Einzelschicksal
Der Nachhall eines erstickten Schreis scheint, realitätszerfetzend, viel zu lange in der Luft zu hängen, die stille der Nacht wie ein wütend zerschmissenes Glas zu zersplittern. Schreckgeweitete Augen starren aus allen Betten ins Leere. Nichts regt sich. Stille lähmt den peinlichen Moment. An Schlaf ist nicht zu denken. Doch steht niemand auf, rastlose Starre. Kein Handlungsschema abrufbereit. Gelaberte Courage verfliegt schneller, als flüssiger Äther auf dem versifften Leinentuch.
Alles erwartet, der Perversion bewusst, den zweiten Schrei, der nicht erklingen will.
Bald ist er vergessen, totgeschwiegen, unbewußt absichtlich nicht erinnert. In kollektiv absurdem Gedankenaufwand exekutierte Vergangenheit, bedeutungslos gemacht, nicht hinterfragt.
Ach zivilisierte Welt aus bibeltreuen Christen, Humanisten, Lämmern, die wie kleine Kinder - im Angesicht des unerwünschten – beschämt die Straßenseite wechseln.
Angst ersetzt den Impuls, als reprogrammierter Instinkt. Seht ja alle weg, ihr könntet retten, oder in Peinlichkeit verschwimmen.
Böse Welt, die furchtbares toleriert, um weiter mit Bauklötzen zu spielen. Bedeutungsschwangerschaft zu zelebrieren, sich abzugrenzen vom Tier und seiner Einfachheit.
Untätigkeit macht Mittäter, nicht zu bestrafen mangels Gewissen.
Brennender Schmerz macht sich schleichend bemerkbar, als, nicht wahrgenommene Ewigkeiten später, Licht durch die Dumpfheit der Wahrnehmung dringt. Brennend eingerissene Körperöffnungen, Hämatome am Leib, puppenhaft unbewußt, nächtlich benutzt. Was tun, wen beklagen? Tötendes Gefühl benutzter Wertlosigkeit, das sich ventillos im Inneren verteilt, sich hineinfrißt, verharrt, tief in der Persönlichkeit. Ich ziehe Mißhandlung an, bin Spielball, bin Opfer, zum verletzenden benutzen gemacht, Triebventil.
Das Opfer weiß, es ist nur Körper, den kein Schutz umgibt, der nicht nur rechtlos ist, sondern verdient und selbst verschuldet, was ihm widerfährt.
Der Schlag des Vaters als Kind... verdient, die Fremdabhängigkeit... verdient, die Wertlosigkeit... in die Wiege gelegt. Schicksal, Fügung, Strafe, Prüfung, gerecht und unrächbar.

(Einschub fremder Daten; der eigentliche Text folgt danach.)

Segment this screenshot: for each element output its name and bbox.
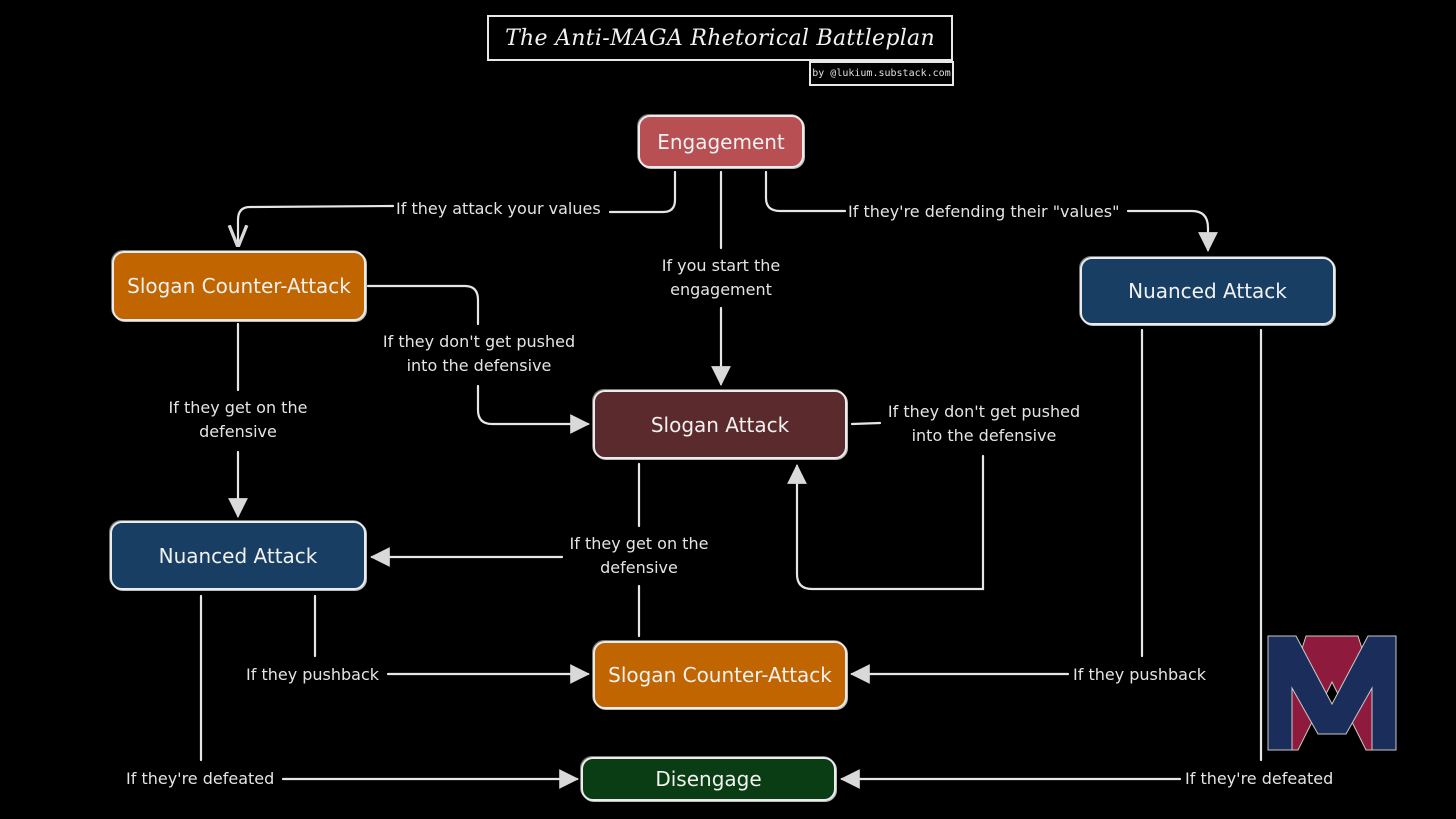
node-disengage: Disengage [581, 757, 836, 801]
edge-not-pushed-right-loop [787, 454, 985, 591]
edge-attack-values-line [608, 170, 677, 214]
node-engagement: Engagement [638, 115, 804, 168]
label-attack-values: If they attack your values [396, 197, 601, 221]
edge-defending-line [764, 170, 847, 213]
edge-not-pushed-left-bottom [476, 384, 590, 434]
label-on-defensive-left-line2: defensive [199, 422, 277, 441]
node-nuanced-attack-left: Nuanced Attack [110, 521, 366, 590]
label-not-pushed-right-line2: into the defensive [911, 426, 1057, 445]
node-slogan-counter-attack-bottom: Slogan Counter-Attack [593, 641, 847, 709]
label-pushback-left: If they pushback [246, 663, 380, 687]
edge-not-pushed-left-top [366, 284, 480, 326]
label-not-pushed-left: If they don't get pushed into the defens… [378, 330, 580, 378]
label-not-pushed-right: If they don't get pushed into the defens… [883, 400, 1085, 448]
label-not-pushed-left-line2: into the defensive [406, 356, 552, 375]
label-pushback-right: If they pushback [1073, 663, 1207, 687]
label-you-start: If you start the engagement [652, 254, 790, 302]
label-you-start-line1: If you start the [661, 256, 781, 275]
label-not-pushed-right-line1: If they don't get pushed [887, 402, 1081, 421]
label-on-defensive-center: If they get on the defensive [563, 532, 715, 580]
label-not-pushed-left-line1: If they don't get pushed [382, 332, 576, 351]
node-slogan-counter-attack-top: Slogan Counter-Attack [112, 251, 366, 321]
node-slogan-attack: Slogan Attack [593, 390, 847, 459]
edge-not-pushed-right-stub [850, 421, 882, 426]
label-defeated-right: If they're defeated [1185, 767, 1334, 791]
label-on-defensive-left-line1: If they get on the [168, 398, 308, 417]
node-nuanced-attack-right: Nuanced Attack [1080, 257, 1335, 325]
edge-attack-values-arrow [238, 204, 395, 245]
label-on-defensive-left: If they get on the defensive [162, 396, 314, 444]
edge-defending-arrow [1126, 209, 1218, 252]
label-defending-values: If they're defending their "values" [848, 200, 1120, 224]
label-defeated-left: If they're defeated [126, 767, 275, 791]
label-on-defensive-center-line1: If they get on the [569, 534, 709, 553]
label-you-start-line2: engagement [670, 280, 772, 299]
monogram-logo [1267, 635, 1397, 751]
label-on-defensive-center-line2: defensive [600, 558, 678, 577]
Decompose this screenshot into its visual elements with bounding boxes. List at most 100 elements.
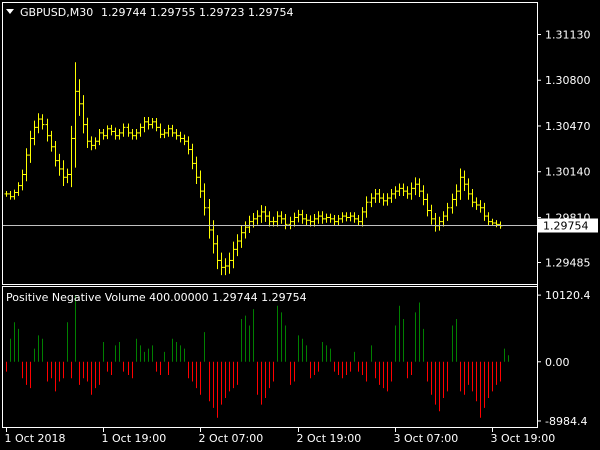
ohlc-close: 1.29754 <box>248 6 294 19</box>
price-bar <box>445 202 450 221</box>
price-bar <box>405 186 410 199</box>
price-bar <box>393 186 398 199</box>
price-bar <box>117 129 122 140</box>
collapse-triangle-icon[interactable] <box>6 9 14 14</box>
price-bar <box>397 183 402 196</box>
price-bar <box>49 130 54 152</box>
price-bar <box>417 178 422 197</box>
price-bar <box>486 212 491 226</box>
price-bar <box>223 258 228 276</box>
price-bar <box>101 129 106 140</box>
price-bar <box>304 214 309 226</box>
price-bar <box>275 211 280 227</box>
price-bar <box>437 216 442 231</box>
price-bar <box>494 220 499 228</box>
price-bar <box>316 211 321 224</box>
price-bar <box>279 211 284 224</box>
volume-tick-label: 10120.4 <box>545 289 591 302</box>
price-bar <box>413 177 418 196</box>
chart-window[interactable]: 1.311301.308001.304701.301401.298101.294… <box>0 0 600 450</box>
price-bar <box>466 178 471 200</box>
price-bar <box>121 123 126 137</box>
price-bar <box>53 140 58 167</box>
price-bar <box>146 116 151 130</box>
volume-axis: 10120.4 0.00 -8984.4 <box>537 289 591 428</box>
time-tick-label: 3 Oct 19:00 <box>491 432 556 445</box>
price-bar <box>40 114 45 130</box>
price-bar <box>81 95 86 134</box>
price-bar <box>369 193 374 208</box>
price-bar <box>61 160 66 186</box>
price-bar <box>348 212 353 222</box>
price-bar <box>73 62 78 168</box>
price-bar <box>215 235 220 270</box>
price-bar <box>154 117 159 132</box>
price-bar <box>16 182 21 196</box>
volume-tick-label: -8984.4 <box>545 415 587 428</box>
symbol-label: GBPUSD,M30 <box>20 6 93 19</box>
price-bar <box>97 129 102 146</box>
price-bar <box>36 113 41 134</box>
price-bar <box>126 123 131 137</box>
price-bar <box>77 79 82 116</box>
price-tick-label: 1.29485 <box>545 257 591 270</box>
price-bar <box>231 241 236 269</box>
price-bar <box>450 193 455 214</box>
price-bar <box>158 123 163 139</box>
price-tick-label: 1.30470 <box>545 120 591 133</box>
price-bar <box>462 170 467 191</box>
price-bar <box>389 189 394 203</box>
price-bar <box>288 216 293 230</box>
price-bar <box>377 189 382 203</box>
price-bar <box>170 124 175 137</box>
price-bar <box>207 199 212 239</box>
price-bar <box>109 124 114 136</box>
price-bar <box>174 129 179 140</box>
price-bar <box>340 212 345 223</box>
price-bar <box>332 214 337 226</box>
price-bar <box>12 189 17 200</box>
price-bar <box>130 129 135 140</box>
price-bar <box>482 202 487 221</box>
price-bar <box>308 215 313 227</box>
price-bar <box>401 183 406 196</box>
price-bar <box>292 212 297 227</box>
price-bar <box>433 213 438 232</box>
price-bar <box>8 190 13 200</box>
price-bar <box>24 148 29 182</box>
price-bar <box>328 213 333 223</box>
price-bar <box>227 252 232 274</box>
price-bar <box>105 125 110 140</box>
price-bar <box>20 169 25 191</box>
price-bar <box>425 193 430 217</box>
price-bar <box>85 117 90 149</box>
time-tick-label: 3 Oct 07:00 <box>394 432 459 445</box>
price-bar <box>454 184 459 207</box>
price-bar <box>134 129 139 140</box>
price-bar <box>320 211 325 224</box>
price-tick-label: 1.30140 <box>545 166 591 179</box>
price-bar <box>356 214 361 226</box>
price-bar <box>441 211 446 227</box>
time-tick-label: 1 Oct 2018 <box>5 432 66 445</box>
price-bar <box>296 209 301 223</box>
ohlc-open: 1.29744 <box>101 6 147 19</box>
price-bar <box>373 189 378 203</box>
price-bar <box>150 117 155 129</box>
price-bar <box>89 136 94 151</box>
price-bar <box>255 210 260 225</box>
price-bar <box>166 124 171 137</box>
price-bar <box>28 130 33 163</box>
time-tick-label: 2 Oct 19:00 <box>297 432 362 445</box>
price-bar <box>344 212 349 222</box>
price-bar <box>57 153 62 176</box>
price-bar <box>352 212 357 223</box>
price-tick-label: 1.31130 <box>545 28 591 41</box>
price-bar <box>490 218 495 226</box>
price-bar <box>142 116 147 133</box>
price-bar <box>65 168 70 184</box>
price-axis: 1.311301.308001.304701.301401.298101.294… <box>537 28 591 270</box>
price-bar <box>4 190 9 197</box>
price-panel-frame <box>2 2 538 285</box>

Suizidnachrichten sind unangenehm, unverständlich, Drogentode ebenfalls, melancholisch gefärbter Gesprächsstoff für sentimental besoffene Abende vorm Einschlafen.
Reaktionsbare Schreie, unverknüpft, zusammenhanglos... in unbequemer Leichtferigkeit vergessen.
Solange es niemand abwendet sind wir dem Schicksal geliefert, das Fremde uns bereiten.